E se il narcisismo è stato il paradigma dominante negli ultimi decenni, dove i ragazzi erano il riflesso delle aspettative degli adulti, oggi ci troviamo in una fase di post-narcisismo. “Viviamo nell’epoca del Sii te stesso, ma a modo mio. Invece di essere visti come esseri umani in crescita – sostiene Lancini – i ragazzi sono considerati come strumenti per soddisfare l’ego degli adulti. Devono crescere come diciamo noi. Possono esprimersi tanto quanto noi siamo in grado di tollerare”. I figli non hanno più il diritto di sperimentare le emozioni, “soprattutto quelle più disturbanti, come la tristezza, la noia, la rabbia, perché il ruolo che devono giocare è quello di non disturbare i genitori, facendoli sentire adeguati.
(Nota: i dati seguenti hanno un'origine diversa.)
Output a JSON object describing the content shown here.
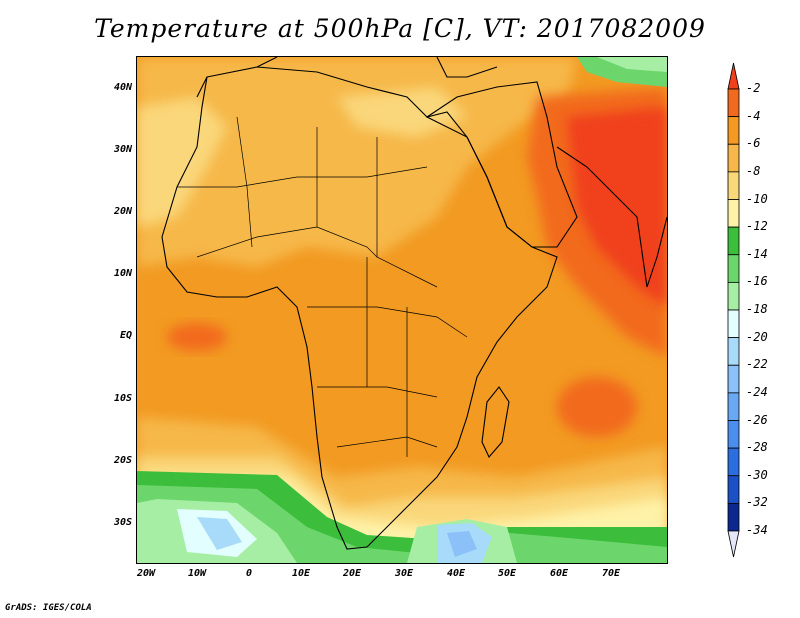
{
  "title": "Temperature at 500hPa [C], VT: 2017082009",
  "credit": "GrADS: IGES/COLA",
  "lat_labels": [
    "40N",
    "30N",
    "20N",
    "10N",
    "EQ",
    "10S",
    "20S",
    "30S"
  ],
  "lon_labels": [
    "20W",
    "10W",
    "0",
    "10E",
    "20E",
    "30E",
    "40E",
    "50E",
    "60E",
    "70E"
  ],
  "colorbar": {
    "labels": [
      "-2",
      "-4",
      "-6",
      "-8",
      "-10",
      "-12",
      "-14",
      "-16",
      "-18",
      "-20",
      "-22",
      "-24",
      "-26",
      "-28",
      "-30",
      "-32",
      "-34"
    ],
    "colors": [
      "#f0401c",
      "#f26a1e",
      "#f29a22",
      "#f6b84a",
      "#fad77a",
      "#fef2a8",
      "#3cbe3c",
      "#6cd66c",
      "#a6eea4",
      "#e2fefe",
      "#a8dafa",
      "#8cc0f8",
      "#6aa8f2",
      "#4c8ef0",
      "#2c6ee0",
      "#1c50c6",
      "#0c2890",
      "#0a0a60"
    ]
  },
  "map": {
    "region": "Africa",
    "lon_range": [
      -22,
      80
    ],
    "lat_range": [
      -37,
      45
    ]
  }
}
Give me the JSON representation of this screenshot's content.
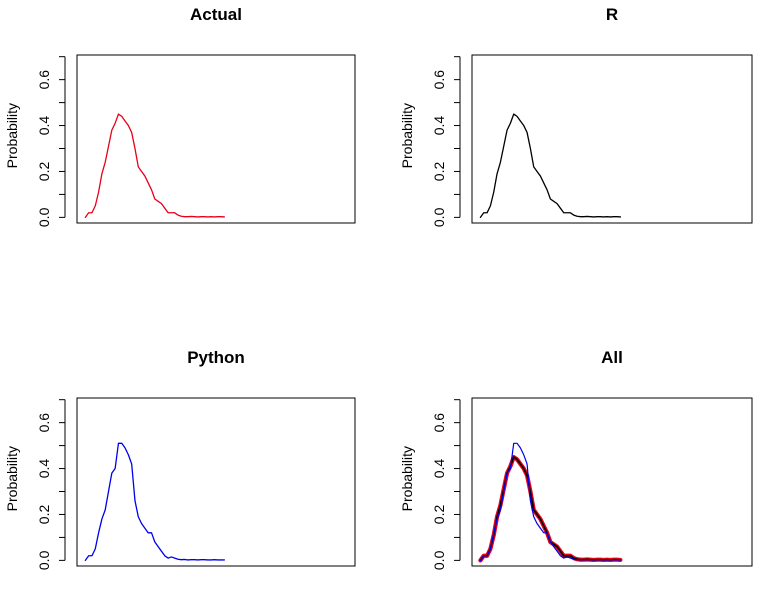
{
  "chart_data": [
    {
      "type": "line",
      "title": "Actual",
      "xlabel": "",
      "ylabel": "Probability",
      "ylim": [
        0,
        0.7
      ],
      "yticks": [
        "0.0",
        "0.2",
        "0.4",
        "0.6"
      ],
      "grid": false,
      "series": [
        {
          "color": "#e8001c",
          "values": [
            0.0,
            0.02,
            0.02,
            0.05,
            0.11,
            0.19,
            0.24,
            0.31,
            0.38,
            0.41,
            0.45,
            0.44,
            0.42,
            0.4,
            0.37,
            0.3,
            0.22,
            0.2,
            0.18,
            0.15,
            0.12,
            0.08,
            0.07,
            0.06,
            0.04,
            0.02,
            0.02,
            0.02,
            0.01,
            0.005,
            0.003,
            0.003,
            0.004,
            0.003,
            0.002,
            0.003,
            0.003,
            0.002,
            0.003,
            0.002,
            0.003,
            0.003,
            0.002
          ]
        }
      ]
    },
    {
      "type": "line",
      "title": "R",
      "xlabel": "",
      "ylabel": "Probability",
      "ylim": [
        0,
        0.7
      ],
      "yticks": [
        "0.0",
        "0.2",
        "0.4",
        "0.6"
      ],
      "grid": false,
      "series": [
        {
          "color": "#000000",
          "values": [
            0.0,
            0.02,
            0.02,
            0.05,
            0.11,
            0.19,
            0.24,
            0.31,
            0.38,
            0.41,
            0.45,
            0.44,
            0.42,
            0.4,
            0.37,
            0.3,
            0.22,
            0.2,
            0.18,
            0.15,
            0.12,
            0.08,
            0.07,
            0.06,
            0.04,
            0.02,
            0.02,
            0.02,
            0.01,
            0.005,
            0.003,
            0.003,
            0.004,
            0.003,
            0.002,
            0.003,
            0.003,
            0.002,
            0.003,
            0.002,
            0.003,
            0.003,
            0.002
          ]
        }
      ]
    },
    {
      "type": "line",
      "title": "Python",
      "xlabel": "",
      "ylabel": "Probability",
      "ylim": [
        0,
        0.7
      ],
      "yticks": [
        "0.0",
        "0.2",
        "0.4",
        "0.6"
      ],
      "grid": false,
      "series": [
        {
          "color": "#0000ee",
          "values": [
            0.0,
            0.02,
            0.02,
            0.05,
            0.12,
            0.18,
            0.22,
            0.3,
            0.38,
            0.4,
            0.51,
            0.51,
            0.49,
            0.46,
            0.42,
            0.26,
            0.19,
            0.16,
            0.14,
            0.12,
            0.12,
            0.08,
            0.06,
            0.04,
            0.02,
            0.01,
            0.015,
            0.01,
            0.005,
            0.003,
            0.004,
            0.002,
            0.003,
            0.003,
            0.002,
            0.003,
            0.003,
            0.002,
            0.002,
            0.003,
            0.002,
            0.002,
            0.002
          ]
        }
      ]
    },
    {
      "type": "line",
      "title": "All",
      "xlabel": "",
      "ylabel": "Probability",
      "ylim": [
        0,
        0.7
      ],
      "yticks": [
        "0.0",
        "0.2",
        "0.4",
        "0.6"
      ],
      "grid": false,
      "series": [
        {
          "color": "#e8001c",
          "values": [
            0.0,
            0.02,
            0.02,
            0.05,
            0.11,
            0.19,
            0.24,
            0.31,
            0.38,
            0.41,
            0.45,
            0.44,
            0.42,
            0.4,
            0.37,
            0.3,
            0.22,
            0.2,
            0.18,
            0.15,
            0.12,
            0.08,
            0.07,
            0.06,
            0.04,
            0.02,
            0.02,
            0.02,
            0.01,
            0.005,
            0.003,
            0.003,
            0.004,
            0.003,
            0.002,
            0.003,
            0.003,
            0.002,
            0.003,
            0.002,
            0.003,
            0.003,
            0.002
          ]
        },
        {
          "color": "#000000",
          "values": [
            0.0,
            0.02,
            0.02,
            0.05,
            0.11,
            0.19,
            0.24,
            0.31,
            0.38,
            0.41,
            0.45,
            0.44,
            0.42,
            0.4,
            0.37,
            0.3,
            0.22,
            0.2,
            0.18,
            0.15,
            0.12,
            0.08,
            0.07,
            0.06,
            0.04,
            0.02,
            0.02,
            0.02,
            0.01,
            0.005,
            0.003,
            0.003,
            0.004,
            0.003,
            0.002,
            0.003,
            0.003,
            0.002,
            0.003,
            0.002,
            0.003,
            0.003,
            0.002
          ]
        },
        {
          "color": "#0000ee",
          "values": [
            0.0,
            0.02,
            0.02,
            0.05,
            0.12,
            0.18,
            0.22,
            0.3,
            0.38,
            0.4,
            0.51,
            0.51,
            0.49,
            0.46,
            0.42,
            0.26,
            0.19,
            0.16,
            0.14,
            0.12,
            0.12,
            0.08,
            0.06,
            0.04,
            0.02,
            0.01,
            0.015,
            0.01,
            0.005,
            0.003,
            0.004,
            0.002,
            0.003,
            0.003,
            0.002,
            0.003,
            0.003,
            0.002,
            0.002,
            0.003,
            0.002,
            0.002,
            0.002
          ]
        }
      ]
    }
  ]
}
Sono i figli che devono far sentire i genitori all’altezza, non viceversa”. E allora gli incidenti stradali, i gesti autolesionisti, i disturbi alimentari, il ritiro sociale, il suicidio… diventano sempre più frequenti. Sintomi di un disagio che, genitori troppo fragili, non sanno – e non vogliono –  affrontare.

“Registriamo un’esplosione di sintomi legati all’ansia e alla depressione in età giovanile. Tanti genitori danno colpa ai social media, alla musica trap, alla pandemia… non è così. Non è Internet il problema, sono l’ansia, l’angoscia. E’ più facile dare la colpa ai social, ma è proprio lì che spesso i ragazzi superano il senso di solitudine sperimentato in famiglia. Perchè non facciamo le domande difficili? Perché non chiediamo loro se hanno mai pensato al suicidio. Perché non chiediamo loro cosa vedono quando si guardano allo specchio. Se un adulto ascolta davvero, i ragazzi parlano. Questi giovani paiono avere meno attenzione di cani e gatti. Gli adolescenti chiedono soltanto di poter essere loro stessi. Amiamoli per questo”.